Certains d'entre-vous auront peut-être avoir entendu parlé du jeu de carte Joffre. C'est un jeu de carte hyper-régional, populaire sur la rive-sud de Québec surtout, développé dit-on à Saint-Anselme, le village en arrière de Pintendre. Le jeu est fascinant parce qu'il se joue avec 42 cartes spéciales, mettant en scène quatre des puissances en conflit pendant la première guerre mondiale, la France (rouge), l'Angleterre (bleu), la Russie (vert) et l'Allemagne (brun). Le but du jeu est de remporter le plus de mains possibles en conservant la carte représentant le Maréchal Joffre sans se faire coller le Kaiser Wilhelm II (ou "le Brun"). À l'origine, le jeu se nommait d'ailleurs "Shoo Kaiser". Je suis à retracer l'histoire orale de ce jeu. Je n'ai pour l'instant que des bribes. Je ferai un terrain en juillet. Il est déjà établi que ce jeu fut ramené de la guerre par un ancien "barbu" de Saint-Anselme qui s'était dessiné un jeu à la main pendant son tour dans les tranchées.
Ce qui est le plus intéressant par rapport au Joffre est qu'il n'est pas du tout unique et que plusieurs amateurs de l'histoire des cartes ont constaté les similarités entre le Joffre et le jeu de Kaiser joué en Saskatchewan, de même qu'avec un jeu de carte datant de la fin du 19e siècle "The Lost Heir", d'abord publié aux États-Unis, mais surtout populaire dans une édition canadienne dès la période edouardienne. Les similarités entre les deux premiers est dans leur terminologie et leurs origines liées à des soldats de la première guerre mondiale. Les liens entre le Joffre et le Lost Heir sont dans les règles du jeu et surtout dans le design des cartes. Ce sont tout simplement le même jeu. J'ai reconstitué une chronologie, encore partielle mais convaincante, de la transformation du Lost Heir en Joffre et en Kaiser dans les tranchées en France pendant la première guerre mondiale. Des soldats, dont un serait identifiable, ont ramené le jeu au Canada après la guerre. À ce jour, le jeu est donc joué sur la rive-sud de Québec sous la forme du Joffre (Shoo Kaiser) et sous la forme de Kaiser, en Saskatchewan, surtout dans la communauté ukrainienne (ça, je ne le comprends pas ce bout-là).
J'ai trouvé beaucoup plus d'information de ce que je vous dévoile ici, mais je ne veux pas montrer ma main tout de suite (*jeu de mot*).
Il me reste beaucoup à trouver encore.

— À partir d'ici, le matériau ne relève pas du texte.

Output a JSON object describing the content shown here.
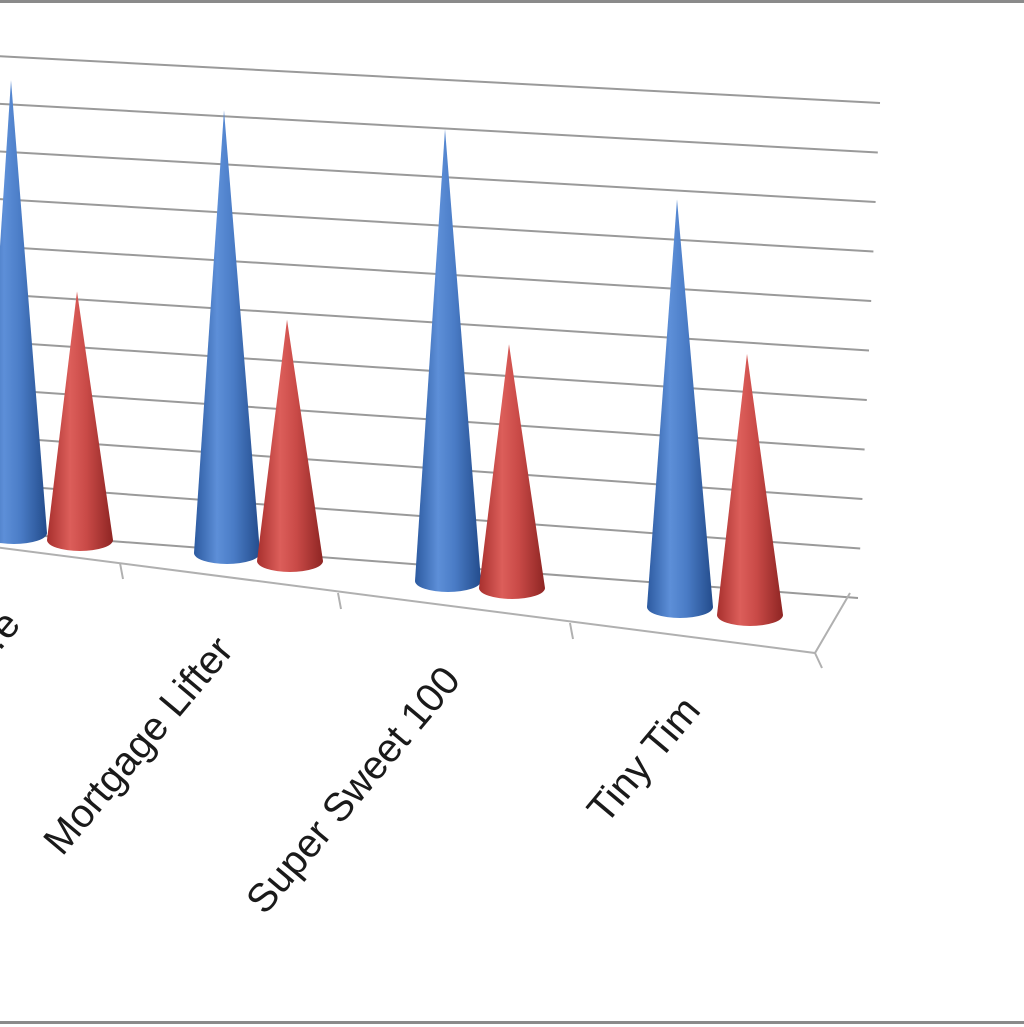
{
  "chart_data": {
    "type": "bar",
    "shape": "3d-cone",
    "categories": [
      "…e",
      "Mortgage Lifter",
      "Super Sweet 100",
      "Tiny Tim"
    ],
    "series": [
      {
        "values": [
          9.5,
          9.2,
          9.3,
          8.3
        ],
        "color": "#4f7fc8"
      },
      {
        "values": [
          5.2,
          5.0,
          5.0,
          5.3
        ],
        "color": "#c94a47"
      }
    ],
    "ylim": [
      0,
      10
    ],
    "grid": true,
    "legend": "none",
    "title": "",
    "xlabel": "",
    "ylabel": ""
  }
}
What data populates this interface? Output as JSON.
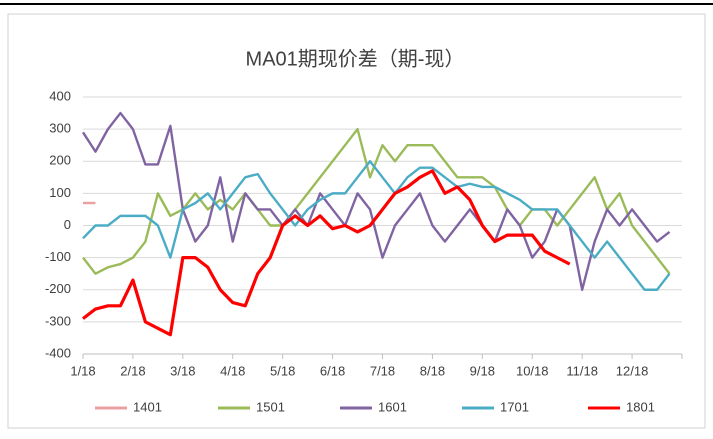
{
  "chart_data": {
    "type": "line",
    "title": "MA01期现价差（期-现）",
    "categories": [
      "1/18",
      null,
      null,
      null,
      "2/18",
      null,
      null,
      null,
      "3/18",
      null,
      null,
      null,
      "4/18",
      null,
      null,
      null,
      "5/18",
      null,
      null,
      null,
      "6/18",
      null,
      null,
      null,
      "7/18",
      null,
      null,
      null,
      "8/18",
      null,
      null,
      null,
      "9/18",
      null,
      null,
      null,
      "10/18",
      null,
      null,
      null,
      "11/18",
      null,
      null,
      null,
      "12/18",
      null,
      null,
      null
    ],
    "ylim": [
      -400,
      400
    ],
    "yticks": [
      -400,
      -300,
      -200,
      -100,
      0,
      100,
      200,
      300,
      400
    ],
    "grid": true,
    "legend": "bottom",
    "series": [
      {
        "name": "1401",
        "color": "#e8a0a0",
        "values": [
          70,
          70,
          null,
          null,
          null,
          null,
          null,
          null,
          null,
          null,
          null,
          null,
          null,
          null,
          null,
          null,
          null,
          null,
          null,
          null,
          null,
          null,
          null,
          null,
          null,
          null,
          null,
          null,
          null,
          null,
          null,
          null,
          null,
          null,
          null,
          null,
          null,
          null,
          null,
          null,
          null,
          null,
          null,
          null,
          null,
          null,
          null,
          null
        ]
      },
      {
        "name": "1501",
        "color": "#9bbb59",
        "values": [
          -100,
          -150,
          -130,
          -120,
          -100,
          -50,
          100,
          30,
          50,
          100,
          50,
          80,
          50,
          100,
          50,
          0,
          0,
          50,
          100,
          150,
          200,
          250,
          300,
          150,
          250,
          200,
          250,
          250,
          250,
          200,
          150,
          150,
          150,
          120,
          50,
          0,
          50,
          50,
          0,
          50,
          100,
          150,
          50,
          100,
          0,
          -50,
          -100,
          -150
        ]
      },
      {
        "name": "1601",
        "color": "#8064a2",
        "values": [
          290,
          230,
          300,
          350,
          300,
          190,
          190,
          310,
          50,
          -50,
          0,
          150,
          -50,
          100,
          50,
          50,
          0,
          50,
          0,
          100,
          50,
          0,
          100,
          50,
          -100,
          0,
          50,
          100,
          0,
          -50,
          0,
          50,
          0,
          -50,
          50,
          0,
          -100,
          -50,
          50,
          0,
          -200,
          -50,
          50,
          0,
          50,
          0,
          -50,
          -20
        ]
      },
      {
        "name": "1701",
        "color": "#4bacc6",
        "values": [
          -40,
          0,
          0,
          30,
          30,
          30,
          0,
          -100,
          50,
          70,
          100,
          50,
          100,
          150,
          160,
          100,
          50,
          0,
          50,
          80,
          100,
          100,
          150,
          200,
          150,
          100,
          150,
          180,
          180,
          150,
          120,
          130,
          120,
          120,
          100,
          80,
          50,
          50,
          50,
          0,
          -50,
          -100,
          -50,
          -100,
          -150,
          -200,
          -200,
          -150
        ]
      },
      {
        "name": "1801",
        "color": "#ff0000",
        "values": [
          -290,
          -260,
          -250,
          -250,
          -170,
          -300,
          -320,
          -340,
          -100,
          -100,
          -130,
          -200,
          -240,
          -250,
          -150,
          -100,
          0,
          30,
          0,
          30,
          -10,
          0,
          -20,
          0,
          50,
          100,
          120,
          150,
          170,
          100,
          120,
          80,
          0,
          -50,
          -30,
          -30,
          -30,
          -80,
          -100,
          -120,
          null,
          null,
          null,
          null,
          null,
          null,
          null,
          null
        ]
      }
    ]
  }
}
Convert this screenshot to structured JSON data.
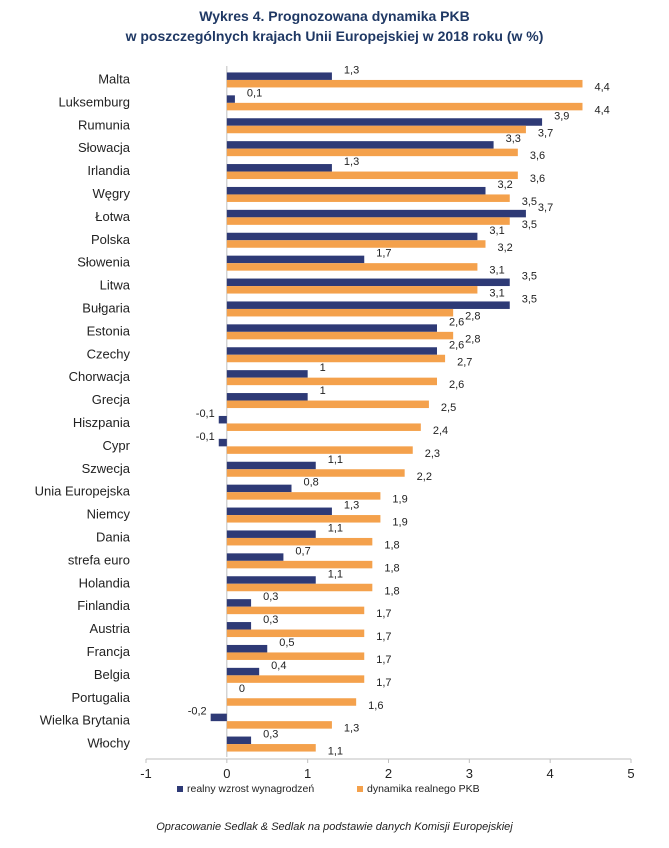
{
  "chart_data": {
    "type": "bar",
    "orientation": "horizontal",
    "title": "Wykres 4. Prognozowana dynamika PKB",
    "subtitle": "w poszczególnych krajach Unii Europejskiej w 2018 roku (w %)",
    "xlim": [
      -1,
      5
    ],
    "x_ticks": [
      -1,
      0,
      1,
      2,
      3,
      4,
      5
    ],
    "legend_position": "bottom",
    "categories": [
      "Malta",
      "Luksemburg",
      "Rumunia",
      "Słowacja",
      "Irlandia",
      "Węgry",
      "Łotwa",
      "Polska",
      "Słowenia",
      "Litwa",
      "Bułgaria",
      "Estonia",
      "Czechy",
      "Chorwacja",
      "Grecja",
      "Hiszpania",
      "Cypr",
      "Szwecja",
      "Unia Europejska",
      "Niemcy",
      "Dania",
      "strefa euro",
      "Holandia",
      "Finlandia",
      "Austria",
      "Francja",
      "Belgia",
      "Portugalia",
      "Wielka Brytania",
      "Włochy"
    ],
    "series": [
      {
        "name": "realny wzrost wynagrodzeń",
        "color": "#2e3a76",
        "values": [
          1.3,
          0.1,
          3.9,
          3.3,
          1.3,
          3.2,
          3.7,
          3.1,
          1.7,
          3.5,
          3.5,
          2.6,
          2.6,
          1,
          1,
          -0.1,
          -0.1,
          1.1,
          0.8,
          1.3,
          1.1,
          0.7,
          1.1,
          0.3,
          0.3,
          0.5,
          0.4,
          0,
          -0.2,
          0.3
        ],
        "labels": [
          "1,3",
          "0,1",
          "3,9",
          "3,3",
          "1,3",
          "3,2",
          "3,7",
          "3,1",
          "1,7",
          "3,5",
          "3,5",
          "2,6",
          "2,6",
          "1",
          "1",
          "-0,1",
          "-0,1",
          "1,1",
          "0,8",
          "1,3",
          "1,1",
          "0,7",
          "1,1",
          "0,3",
          "0,3",
          "0,5",
          "0,4",
          "0",
          "-0,2",
          "0,3"
        ]
      },
      {
        "name": "dynamika realnego PKB",
        "color": "#f4a14c",
        "values": [
          4.4,
          4.4,
          3.7,
          3.6,
          3.6,
          3.5,
          3.5,
          3.2,
          3.1,
          3.1,
          2.8,
          2.8,
          2.7,
          2.6,
          2.5,
          2.4,
          2.3,
          2.2,
          1.9,
          1.9,
          1.8,
          1.8,
          1.8,
          1.7,
          1.7,
          1.7,
          1.7,
          1.6,
          1.3,
          1.1
        ],
        "labels": [
          "4,4",
          "4,4",
          "3,7",
          "3,6",
          "3,6",
          "3,5",
          "3,5",
          "3,2",
          "3,1",
          "3,1",
          "2,8",
          "2,8",
          "2,7",
          "2,6",
          "2,5",
          "2,4",
          "2,3",
          "2,2",
          "1,9",
          "1,9",
          "1,8",
          "1,8",
          "1,8",
          "1,7",
          "1,7",
          "1,7",
          "1,7",
          "1,6",
          "1,3",
          "1,1"
        ]
      }
    ]
  },
  "source_note": "Opracowanie Sedlak & Sedlak na podstawie danych Komisji Europejskiej"
}
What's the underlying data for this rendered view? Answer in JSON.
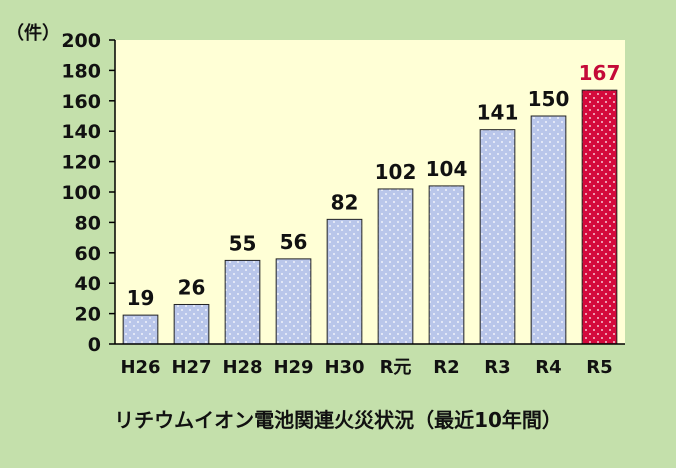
{
  "chart_data": {
    "type": "bar",
    "unit_label": "（件）",
    "categories": [
      "H26",
      "H27",
      "H28",
      "H29",
      "H30",
      "R元",
      "R2",
      "R3",
      "R4",
      "R5"
    ],
    "values": [
      19,
      26,
      55,
      56,
      82,
      102,
      104,
      141,
      150,
      167
    ],
    "ylim": [
      0,
      200
    ],
    "yticks": [
      0,
      20,
      40,
      60,
      80,
      100,
      120,
      140,
      160,
      180,
      200
    ],
    "grid": false,
    "highlight_index": 9,
    "colors": {
      "bar": "#b9c6ea",
      "highlight_bar": "#d40a3c",
      "highlight_label": "#c40a38",
      "plot_bg": "#ffffd6",
      "page_bg": "#c4e0ab"
    },
    "caption": "リチウムイオン電池関連火災状況（最近10年間）"
  }
}
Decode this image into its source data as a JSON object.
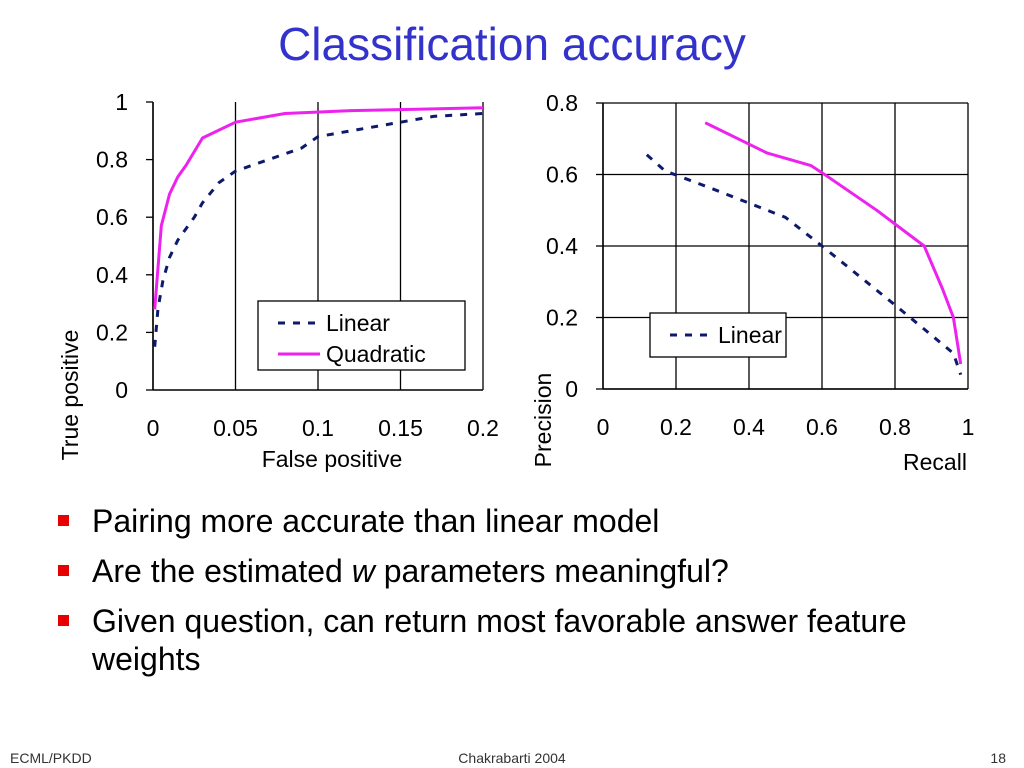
{
  "slide": {
    "title": "Classification accuracy",
    "bullets": [
      {
        "before": "Pairing more accurate than linear model",
        "em": "",
        "after": ""
      },
      {
        "before": "Are the estimated ",
        "em": "w",
        "after": " parameters meaningful?"
      },
      {
        "before": "Given question, can return most favorable answer feature weights",
        "em": "",
        "after": ""
      }
    ],
    "footer": {
      "left": "ECML/PKDD",
      "center": "Chakrabarti 2004",
      "right": "18"
    }
  },
  "colors": {
    "linear": "#0d1a6b",
    "quadratic": "#ee22ee",
    "title": "#3333cc",
    "bullet": "#e80000"
  },
  "chart_data": [
    {
      "type": "line",
      "xlabel": "False positive",
      "ylabel": "True positive",
      "xlim": [
        0,
        0.2
      ],
      "ylim": [
        0,
        1
      ],
      "xticks": [
        "0",
        "0.05",
        "0.1",
        "0.15",
        "0.2"
      ],
      "yticks": [
        "0",
        "0.2",
        "0.4",
        "0.6",
        "0.8",
        "1"
      ],
      "grid": "vertical",
      "legend": "bottom-right",
      "series": [
        {
          "name": "Linear",
          "style": "dashed",
          "color": "#0d1a6b",
          "x": [
            0.001,
            0.003,
            0.006,
            0.01,
            0.015,
            0.02,
            0.025,
            0.03,
            0.04,
            0.05,
            0.07,
            0.09,
            0.1,
            0.12,
            0.15,
            0.17,
            0.2
          ],
          "y": [
            0.15,
            0.28,
            0.38,
            0.46,
            0.52,
            0.56,
            0.6,
            0.65,
            0.72,
            0.76,
            0.8,
            0.84,
            0.88,
            0.9,
            0.93,
            0.95,
            0.96
          ]
        },
        {
          "name": "Quadratic",
          "style": "solid",
          "color": "#ee22ee",
          "x": [
            0.001,
            0.005,
            0.01,
            0.015,
            0.02,
            0.03,
            0.05,
            0.08,
            0.12,
            0.16,
            0.2
          ],
          "y": [
            0.28,
            0.57,
            0.68,
            0.74,
            0.78,
            0.875,
            0.93,
            0.96,
            0.97,
            0.975,
            0.98
          ]
        }
      ]
    },
    {
      "type": "line",
      "xlabel": "Recall",
      "ylabel": "Precision",
      "xlim": [
        0,
        1
      ],
      "ylim": [
        0,
        0.8
      ],
      "xticks": [
        "0",
        "0.2",
        "0.4",
        "0.6",
        "0.8",
        "1"
      ],
      "yticks": [
        "0",
        "0.2",
        "0.4",
        "0.6",
        "0.8"
      ],
      "grid": "both",
      "legend": "right",
      "series": [
        {
          "name": "Linear",
          "style": "dashed",
          "color": "#0d1a6b",
          "x": [
            0.12,
            0.17,
            0.3,
            0.5,
            0.6,
            0.8,
            0.96,
            0.98
          ],
          "y": [
            0.655,
            0.61,
            0.56,
            0.48,
            0.4,
            0.235,
            0.1,
            0.04
          ]
        },
        {
          "name": "",
          "style": "solid",
          "color": "#ee22ee",
          "x": [
            0.28,
            0.45,
            0.57,
            0.6,
            0.75,
            0.88,
            0.93,
            0.96,
            0.98
          ],
          "y": [
            0.745,
            0.66,
            0.625,
            0.605,
            0.5,
            0.4,
            0.28,
            0.2,
            0.07
          ]
        }
      ]
    }
  ]
}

Il me faut confirmer par qui et comment le jeu est passé de sa forme primaire dessinée à une édition commerciale et exactement quand. Si je pouvais trouver une de ces premières éditions, je serais très heureuse. Il me faudra aussi trouver de l'information sur le Kaiser. J'ai un contact, mais je ne commencerai pas cette voie de recherche tout de suite; seulement si mon information québécoise est trop mince pour en valoir la peine.
Tout dépendant de ce que je trouverai dans les prochains mois, je saurai si je proposerai l'article à une publication sur l'histoire des cartes ou du jeu (comme The Playing Card, par exemple) ou à une revue scientifique (comme la Revue d'histoire de l'Amérique française).
Bien sûr, cette recherche me prends du temps que je devrais consacrer à mon livre et aux projets payants que j'ai en cours. Je l'avoue: c'est une technique dilatoire.
Note: Je possède une copie contemporaine de Joffre, une copie d'une édition spéciale de Kaiser datant de 1983 et une copie édouardienne de The Lost Heir. Je cherche encore une copie de Joffre des années trente ou quarante et une copie contemporaine de The Lost Heir. J'aimerais vraiment en trouver, mais je n'ai aucune piste. Zéro.